In Dev D, Kashyap let the protagonist survive (though his troubles were hardly over) after debasing him to sub-human levels, but in Gulaal—which I still consider his most powerful film—he revealed the existential void in all its pitiless emptiness. But, however helpless and doomed his characters are, Kashyap’s stories are not Greek tragedies. The contempt of the gods would lend some meaning to human follies. Kashyap is unwilling to dangle even that sliver of solace before his audience.
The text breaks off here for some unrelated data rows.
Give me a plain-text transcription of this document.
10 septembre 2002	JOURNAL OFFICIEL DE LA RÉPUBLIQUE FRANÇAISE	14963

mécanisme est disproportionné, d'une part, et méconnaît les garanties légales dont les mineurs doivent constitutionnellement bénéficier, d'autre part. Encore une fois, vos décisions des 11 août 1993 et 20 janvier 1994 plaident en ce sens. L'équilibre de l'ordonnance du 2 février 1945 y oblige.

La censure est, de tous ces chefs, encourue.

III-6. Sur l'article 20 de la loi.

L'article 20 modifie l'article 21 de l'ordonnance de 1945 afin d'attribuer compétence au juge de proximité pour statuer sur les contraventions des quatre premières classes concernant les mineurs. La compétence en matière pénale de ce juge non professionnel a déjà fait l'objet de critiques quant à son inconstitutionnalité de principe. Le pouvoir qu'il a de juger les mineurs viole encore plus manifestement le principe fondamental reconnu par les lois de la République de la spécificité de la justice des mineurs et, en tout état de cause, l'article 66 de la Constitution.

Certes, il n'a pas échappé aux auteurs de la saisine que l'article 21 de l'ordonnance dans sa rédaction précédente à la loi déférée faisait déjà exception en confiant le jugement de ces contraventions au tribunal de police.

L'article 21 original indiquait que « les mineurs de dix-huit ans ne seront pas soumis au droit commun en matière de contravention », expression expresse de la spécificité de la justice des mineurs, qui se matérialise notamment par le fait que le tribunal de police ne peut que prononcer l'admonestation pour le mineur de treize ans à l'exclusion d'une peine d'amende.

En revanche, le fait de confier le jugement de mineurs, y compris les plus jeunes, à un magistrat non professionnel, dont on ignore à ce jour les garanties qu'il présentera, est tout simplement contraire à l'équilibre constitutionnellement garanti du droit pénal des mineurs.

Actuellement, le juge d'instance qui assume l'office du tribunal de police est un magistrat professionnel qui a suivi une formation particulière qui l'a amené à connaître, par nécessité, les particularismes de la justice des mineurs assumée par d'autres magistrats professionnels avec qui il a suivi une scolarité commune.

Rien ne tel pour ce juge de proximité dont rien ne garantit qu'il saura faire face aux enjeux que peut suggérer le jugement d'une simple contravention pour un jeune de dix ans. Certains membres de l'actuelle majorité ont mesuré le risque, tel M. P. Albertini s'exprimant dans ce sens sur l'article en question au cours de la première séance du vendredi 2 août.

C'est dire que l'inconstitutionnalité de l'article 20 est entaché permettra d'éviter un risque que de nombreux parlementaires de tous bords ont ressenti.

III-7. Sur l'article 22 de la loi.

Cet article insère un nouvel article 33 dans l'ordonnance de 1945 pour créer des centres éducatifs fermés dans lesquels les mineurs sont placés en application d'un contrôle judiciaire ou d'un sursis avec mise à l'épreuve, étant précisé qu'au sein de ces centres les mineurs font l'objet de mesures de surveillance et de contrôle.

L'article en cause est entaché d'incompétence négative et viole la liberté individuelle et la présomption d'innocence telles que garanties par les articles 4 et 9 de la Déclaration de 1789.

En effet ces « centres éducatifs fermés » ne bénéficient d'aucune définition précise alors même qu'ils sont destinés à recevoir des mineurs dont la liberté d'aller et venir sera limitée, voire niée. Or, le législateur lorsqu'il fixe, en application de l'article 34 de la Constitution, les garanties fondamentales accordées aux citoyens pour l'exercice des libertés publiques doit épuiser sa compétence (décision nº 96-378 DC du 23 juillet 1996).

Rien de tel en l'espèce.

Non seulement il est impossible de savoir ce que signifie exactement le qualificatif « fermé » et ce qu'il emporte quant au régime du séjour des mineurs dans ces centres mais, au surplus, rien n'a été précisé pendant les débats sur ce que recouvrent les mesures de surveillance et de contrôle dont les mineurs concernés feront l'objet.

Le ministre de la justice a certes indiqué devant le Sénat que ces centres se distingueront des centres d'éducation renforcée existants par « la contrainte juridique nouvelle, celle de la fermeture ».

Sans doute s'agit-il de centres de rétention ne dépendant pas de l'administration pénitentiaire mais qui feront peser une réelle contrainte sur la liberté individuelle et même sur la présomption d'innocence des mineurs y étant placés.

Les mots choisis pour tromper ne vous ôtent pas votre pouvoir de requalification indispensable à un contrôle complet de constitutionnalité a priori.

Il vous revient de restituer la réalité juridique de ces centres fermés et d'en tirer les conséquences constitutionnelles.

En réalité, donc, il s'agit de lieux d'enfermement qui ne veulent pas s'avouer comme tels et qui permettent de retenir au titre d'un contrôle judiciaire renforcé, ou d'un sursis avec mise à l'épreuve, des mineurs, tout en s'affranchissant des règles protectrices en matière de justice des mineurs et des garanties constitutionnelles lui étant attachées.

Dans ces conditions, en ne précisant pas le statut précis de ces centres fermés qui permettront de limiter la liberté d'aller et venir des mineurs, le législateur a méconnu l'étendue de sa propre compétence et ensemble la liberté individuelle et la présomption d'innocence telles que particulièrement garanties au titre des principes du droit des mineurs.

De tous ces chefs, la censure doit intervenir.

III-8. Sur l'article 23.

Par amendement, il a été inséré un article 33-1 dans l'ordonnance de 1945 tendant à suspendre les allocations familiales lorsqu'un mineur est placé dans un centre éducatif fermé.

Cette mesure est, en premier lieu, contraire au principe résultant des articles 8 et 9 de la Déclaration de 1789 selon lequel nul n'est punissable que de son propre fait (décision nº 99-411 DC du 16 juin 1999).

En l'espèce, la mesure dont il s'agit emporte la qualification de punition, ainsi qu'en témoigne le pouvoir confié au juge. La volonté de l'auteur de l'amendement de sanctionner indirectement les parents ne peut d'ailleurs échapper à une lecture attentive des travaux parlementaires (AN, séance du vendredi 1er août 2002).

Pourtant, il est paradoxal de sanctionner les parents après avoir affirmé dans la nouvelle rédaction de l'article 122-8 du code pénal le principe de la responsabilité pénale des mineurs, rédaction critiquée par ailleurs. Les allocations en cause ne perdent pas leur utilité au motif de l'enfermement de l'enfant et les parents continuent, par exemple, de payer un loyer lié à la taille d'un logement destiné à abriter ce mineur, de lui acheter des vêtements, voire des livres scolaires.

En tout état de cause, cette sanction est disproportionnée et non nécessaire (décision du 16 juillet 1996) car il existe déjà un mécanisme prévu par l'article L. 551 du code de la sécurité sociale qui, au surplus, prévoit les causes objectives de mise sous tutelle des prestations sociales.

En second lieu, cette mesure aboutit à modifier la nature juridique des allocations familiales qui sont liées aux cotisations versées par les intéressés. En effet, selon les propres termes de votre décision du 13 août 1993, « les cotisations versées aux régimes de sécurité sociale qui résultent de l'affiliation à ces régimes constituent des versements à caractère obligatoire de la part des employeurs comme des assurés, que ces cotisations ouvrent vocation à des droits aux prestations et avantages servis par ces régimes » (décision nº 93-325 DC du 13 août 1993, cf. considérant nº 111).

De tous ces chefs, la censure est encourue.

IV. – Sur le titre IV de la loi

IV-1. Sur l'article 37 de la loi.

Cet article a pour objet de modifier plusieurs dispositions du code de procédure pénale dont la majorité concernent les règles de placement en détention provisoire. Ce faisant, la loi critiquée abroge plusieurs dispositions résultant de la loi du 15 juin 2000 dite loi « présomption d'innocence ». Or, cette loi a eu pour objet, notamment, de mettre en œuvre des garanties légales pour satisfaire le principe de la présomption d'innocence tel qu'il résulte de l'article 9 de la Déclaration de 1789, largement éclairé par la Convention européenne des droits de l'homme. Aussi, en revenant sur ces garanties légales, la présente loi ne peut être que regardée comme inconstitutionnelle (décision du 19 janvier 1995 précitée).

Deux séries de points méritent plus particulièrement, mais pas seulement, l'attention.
Gangs of Wasseypur—a tale of vendetta, betrayal and butchery involving three criminal clans—satisfies most of the technical requirements of epic cinema—the sheer length, a storyline spanning seven decades, a vast cast of characters. But, fundamentally, it’s an anti-epic—it glorifies no one and nothing. In fact, almost every major character is shown at some point or the other as a bumbler or fool. Nobody ever introspects, all share a worldview of apathetic savagery (except for the narrator-character who remains an impotent spectator as all his loved ones rush to their dooms), and other than putative villain Ramadhir Singh and his son, don’t even seem to have the basic instinct of self-preservation. No one reveals any sign that he (the shes are either as feral as the men, or passive) feels trapped in a senseless cycle of violence (except one scene towards the end of Part II, where Faisal sniffles a bit on his wife’s shoulder). As in Gulaal, the only survivors at the end are people who possess enough brutal self-interest to casually betray all sides. (Is it just coincidence that in both films, one of the last men standing is an illegitimate child, his very existence defined by betrayal?)
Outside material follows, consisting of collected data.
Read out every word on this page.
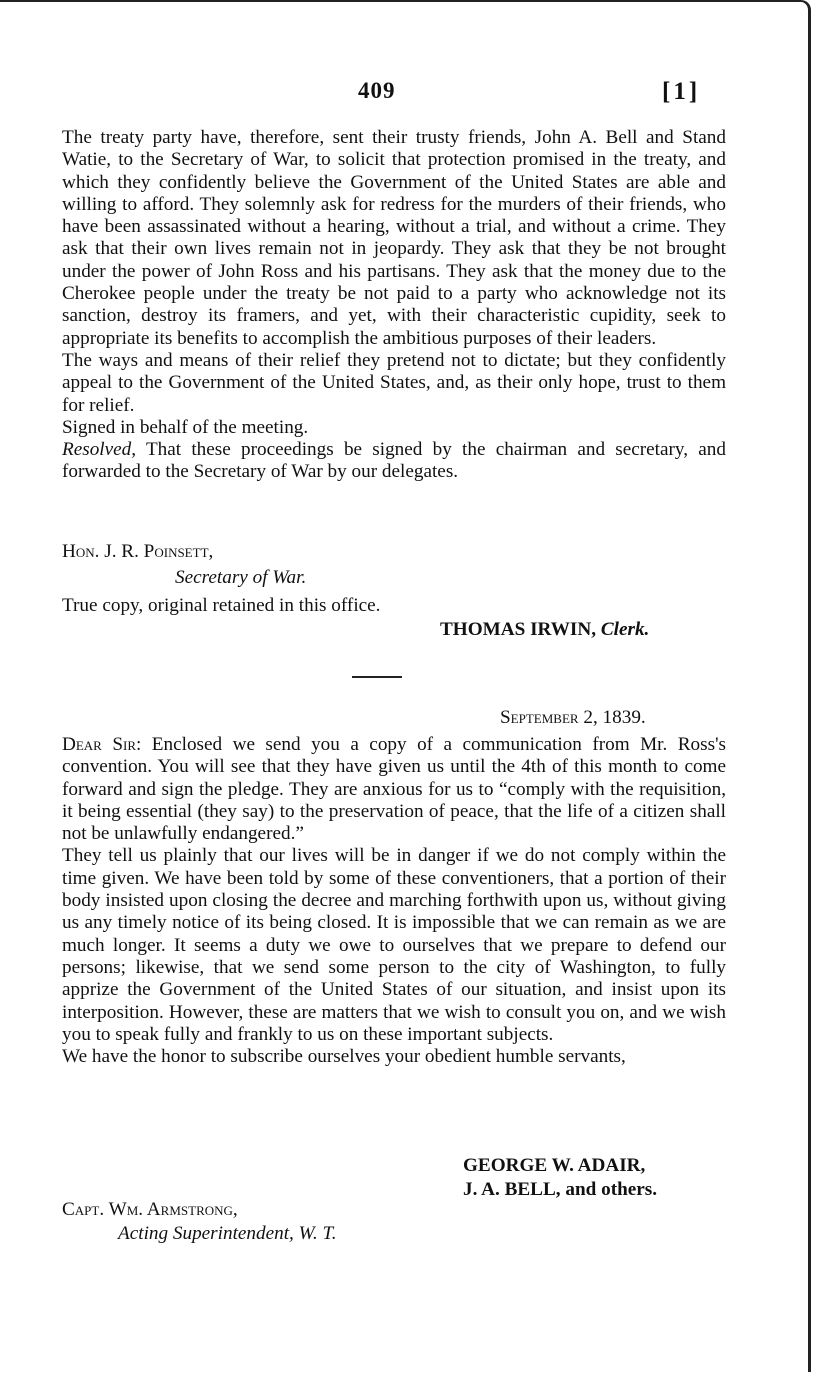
409	[1]

The treaty party have, therefore, sent their trusty friends, John A. Bell and Stand Watie, to the Secretary of War, to solicit that protection promised in the treaty, and which they confidently believe the Government of the United States are able and willing to afford. They solemnly ask for redress for the murders of their friends, who have been assassinated without a hearing, without a trial, and without a crime. They ask that their own lives remain not in jeopardy. They ask that they be not brought under the power of John Ross and his partisans. They ask that the money due to the Cherokee people under the treaty be not paid to a party who acknowledge not its sanction, destroy its framers, and yet, with their characteristic cupidity, seek to appropriate its benefits to accomplish the ambitious purposes of their leaders.

The ways and means of their relief they pretend not to dictate; but they confidently appeal to the Government of the United States, and, as their only hope, trust to them for relief.

Signed in behalf of the meeting.

Resolved, That these proceedings be signed by the chairman and secretary, and forwarded to the Secretary of War by our delegates.

Hon. J. R. Poinsett,
Secretary of War.
True copy, original retained in this office.
THOMAS IRWIN, Clerk.
September 2, 1839.

Dear Sir: Enclosed we send you a copy of a communication from Mr. Ross's convention. You will see that they have given us until the 4th of this month to come forward and sign the pledge. They are anxious for us to “comply with the requisition, it being essential (they say) to the preservation of peace, that the life of a citizen shall not be unlawfully endangered.”

They tell us plainly that our lives will be in danger if we do not comply within the time given. We have been told by some of these conventioners, that a portion of their body insisted upon closing the decree and marching forthwith upon us, without giving us any timely notice of its being closed. It is impossible that we can remain as we are much longer. It seems a duty we owe to ourselves that we prepare to defend our persons; likewise, that we send some person to the city of Washington, to fully apprize the Government of the United States of our situation, and insist upon its interposition. However, these are matters that we wish to consult you on, and we wish you to speak fully and frankly to us on these important subjects.

We have the honor to subscribe ourselves your obedient humble servants,

GEORGE W. ADAIR,
J. A. BELL, and others.
Capt. Wm. Armstrong,
Acting Superintendent, W. T.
Many reviewers have mentioned Quentin Tarantino and Martin Scorcese while commenting on Gangs. But Kashyap has no time for Tarantino’s self-indulgent faux-Samurai codes of honour, and self-mocking heroic hi-jinks. In Wasseypur, blind moronic rage pretends to be honour, and reckless bloodlust stands in for valour. Unlike Tarantino, Kashyap seeks no poetry in violence. The tone of the slaughter sequences can only be described as stylishly neutral. And Gangs is devoid of the Catholic sub-conscious that colours many of Scorcese’s films—there is no concept of sin, guilt, redemption. And it’s scrupulously, doggedly free of any message.

In Gangs of Wasseypur, what you see is what you get. Deeper scrutiny reveals only more details, and that’s all they are—details. Its characters inhabit a world that is utterly meaningless, and it is absolutely appropriate that Gangs defiantly refuses to be anything more than just what it is. Which is, confidently crafted uncompromising cinema. Anything more would lessen its take-no-prisoners nihilism.